Bacaan Alkitab Ester 6:6-9
"Hasil, tidak akan mengingkari proses." Kalimat ini cocok dengan apa yang dialami oleh Mordekhai. "Kesuksesan akan mengikuti perjuangan orang benar." Itulah yang terjadi pada Mordekhai dan Ester.
Karena kesetiaannya kepada Tuhan dan ketulusannya kepada raja Ahasyweros serta loyalitasnya kepada kerajaan, dia menikmati buahnya. Dia menerima penghargaan dan penghormatan yang luar biasa dari raja.
Demikian firman Tuhan hari ini.
_*Setelah Haman masuk, bertanyalah raja kepadanya: "Apakah yang harus dilakukan kepada orang yang raja berkenan menghormatinya?" Kata Haman dalam hatinya: "Kepada siapa lagi raja berkenan menganugerahkan kehormatan lebih dari kepadaku?"* (ay 6)_
Inilah yang diterima Mordekhai itu: berpakaian kerajaan yang biasa dipakai oleh raja sendiri, dan lagi kuda yang biasa dikendarai oleh raja sendiri dan yang diberi mahkota kerajaan di kepalanya, (ay 8).
Dan diserahkan pakaian dan kuda itu ke tangan seorang dari antara para pembesar raja, orang-orang bangsawan, lalu hendaklah pakaian itu dikenakan kepada orang yang raja berkenan menghormatinya, kemudian hendaklah ia diarak dengan mengendarai kuda itu melalui lapangan kota sedang orang berseru-seru di depannya: Beginilah dilakukan kepada orang yang raja berkenan menghormatinya!" (ay 9).
Mordekhai diperlakukan bagaikan raja. Dia sangat dihormati. Penghargaan ini sama sekali tidak dipikirkan apalagi diharapkannya. Dia tidak pernah berambisi meraih semuanya ini. Tapi, karena kesetiaan dan ketulusan hati serta loyalitaslah membuat dia meraih itu.
Haman, mengira dia yang akan mendapatkan itu. Tapi tidak. Haman hanyalah alat yang dipakai Allah untuk memberikan hadiah kepada orang yang setia kepada-Nya, yakni Mordekhai.
Mordekhai adalah orang Yahudi yang taat kepada Allah. Ketika kerajaan mengeluarkan maklumat bahwa semua rakyat harus menyembah raja dan tidak boleh beribadah atau menyembah Allah, mereka tetap setia kepada Tuhan.
Mereka tetap beribadah kepada Allah. Meskipun hukuman mati mengancam mereka jika ketahuan. Mordekhai bersama Ester dan semua orang Yahudi tetap setia dan taat kepada Allah. Malah mereka tekun berdoa dan berpuasa sampai 3 hari 3 malam tanpa henti.
Itulah sebabnya Allah tetap menjaga, melindungi dan memberkati mereka. Selain itu, mereka semuanya memiliki hati yang tulus dan ikhlas. Mereka tetap taat dan tulus kepada raja dan tidak berkhianat. Raja tahu ketulusan hati Mordekhai dan Ester.

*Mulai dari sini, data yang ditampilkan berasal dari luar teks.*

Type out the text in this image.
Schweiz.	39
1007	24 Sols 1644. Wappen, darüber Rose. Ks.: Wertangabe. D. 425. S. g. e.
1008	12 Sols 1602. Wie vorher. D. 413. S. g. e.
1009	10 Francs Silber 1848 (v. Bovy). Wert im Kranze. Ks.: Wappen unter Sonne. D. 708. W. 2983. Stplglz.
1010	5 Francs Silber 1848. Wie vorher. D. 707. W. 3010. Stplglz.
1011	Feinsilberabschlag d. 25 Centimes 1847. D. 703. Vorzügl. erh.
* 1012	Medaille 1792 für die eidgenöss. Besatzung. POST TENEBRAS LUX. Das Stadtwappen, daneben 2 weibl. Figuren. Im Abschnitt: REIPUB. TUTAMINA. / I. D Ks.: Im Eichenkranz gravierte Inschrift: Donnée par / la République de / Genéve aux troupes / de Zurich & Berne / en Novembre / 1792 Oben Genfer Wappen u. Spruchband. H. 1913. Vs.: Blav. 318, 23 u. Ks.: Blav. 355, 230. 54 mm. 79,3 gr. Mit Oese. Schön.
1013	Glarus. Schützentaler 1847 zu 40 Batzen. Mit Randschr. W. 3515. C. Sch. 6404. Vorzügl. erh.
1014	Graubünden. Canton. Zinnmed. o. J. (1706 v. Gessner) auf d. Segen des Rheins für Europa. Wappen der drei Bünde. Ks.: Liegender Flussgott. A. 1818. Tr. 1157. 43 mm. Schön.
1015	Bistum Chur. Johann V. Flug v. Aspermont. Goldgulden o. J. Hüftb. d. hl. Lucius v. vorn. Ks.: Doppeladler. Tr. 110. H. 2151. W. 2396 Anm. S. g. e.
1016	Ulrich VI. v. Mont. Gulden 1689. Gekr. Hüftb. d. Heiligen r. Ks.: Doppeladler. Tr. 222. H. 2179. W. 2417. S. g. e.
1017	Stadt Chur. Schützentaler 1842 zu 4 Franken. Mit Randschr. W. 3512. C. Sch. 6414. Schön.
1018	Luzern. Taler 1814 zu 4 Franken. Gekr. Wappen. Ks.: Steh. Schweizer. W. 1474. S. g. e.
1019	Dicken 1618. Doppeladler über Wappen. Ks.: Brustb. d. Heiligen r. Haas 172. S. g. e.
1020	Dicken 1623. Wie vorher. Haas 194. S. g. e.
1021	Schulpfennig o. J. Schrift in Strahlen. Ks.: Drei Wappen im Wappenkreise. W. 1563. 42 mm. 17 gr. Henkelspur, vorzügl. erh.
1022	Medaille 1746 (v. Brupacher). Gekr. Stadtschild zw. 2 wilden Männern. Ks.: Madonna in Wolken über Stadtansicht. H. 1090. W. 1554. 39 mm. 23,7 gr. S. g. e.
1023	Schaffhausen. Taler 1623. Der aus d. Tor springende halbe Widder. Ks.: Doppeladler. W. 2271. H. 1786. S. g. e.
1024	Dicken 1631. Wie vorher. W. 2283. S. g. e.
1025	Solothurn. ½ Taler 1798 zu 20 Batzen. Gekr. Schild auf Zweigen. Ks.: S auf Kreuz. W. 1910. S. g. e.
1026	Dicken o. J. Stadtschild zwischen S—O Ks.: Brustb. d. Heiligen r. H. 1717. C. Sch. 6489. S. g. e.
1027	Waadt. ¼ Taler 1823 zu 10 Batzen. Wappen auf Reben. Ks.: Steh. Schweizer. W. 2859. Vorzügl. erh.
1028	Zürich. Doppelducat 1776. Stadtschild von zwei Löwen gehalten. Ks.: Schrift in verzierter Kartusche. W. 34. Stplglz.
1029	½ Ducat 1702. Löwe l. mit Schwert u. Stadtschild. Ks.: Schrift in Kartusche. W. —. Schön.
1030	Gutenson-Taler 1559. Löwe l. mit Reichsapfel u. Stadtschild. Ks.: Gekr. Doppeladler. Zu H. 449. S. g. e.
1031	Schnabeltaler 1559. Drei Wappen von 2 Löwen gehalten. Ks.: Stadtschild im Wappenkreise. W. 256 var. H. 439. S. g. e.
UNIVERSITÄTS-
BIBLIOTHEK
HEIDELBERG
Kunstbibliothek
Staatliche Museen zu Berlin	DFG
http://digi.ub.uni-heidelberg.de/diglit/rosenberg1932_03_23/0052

Apalagi Mordekhai telah menyelamatkan raja dengan mengungkap persekongkolan jahat Bigtan dan Teresh membunuhnya. Bahkan kejahatan Haman pada akhirnya juga terbongkar.
Sahabat Kristus, sesungguhnya jika kita setia dan taat kepada Tuhan serta hidup benar dan mengasihi sesama, termasuk pemimpin atau pemerintah kita, maka cepat atau lama, kita akan menerima penghargaan dari Tuhan.
Penghargaan dan kedudukan yang diraih oleh Ester sebagai ratu dan Mordekhai, sesungguhnya bukan berasal dari Ahasyweros. Tapi bersumber dari Allah. Dasarnya adalah kesetiaan dan ketaatan mereka kepada Allah serta konsistensi mereka untuk hidup baik dan benar dan menghormati raja (pemerintah).
Meski mereka sebagai orang asing, tapi bagi mereka berlaku peribahasa: "di mana bumi di pijak, di situ langit dijunjung." Merekapun dihormati dan mendapatkan kedudukan yang tak terkirakan sebelumnya.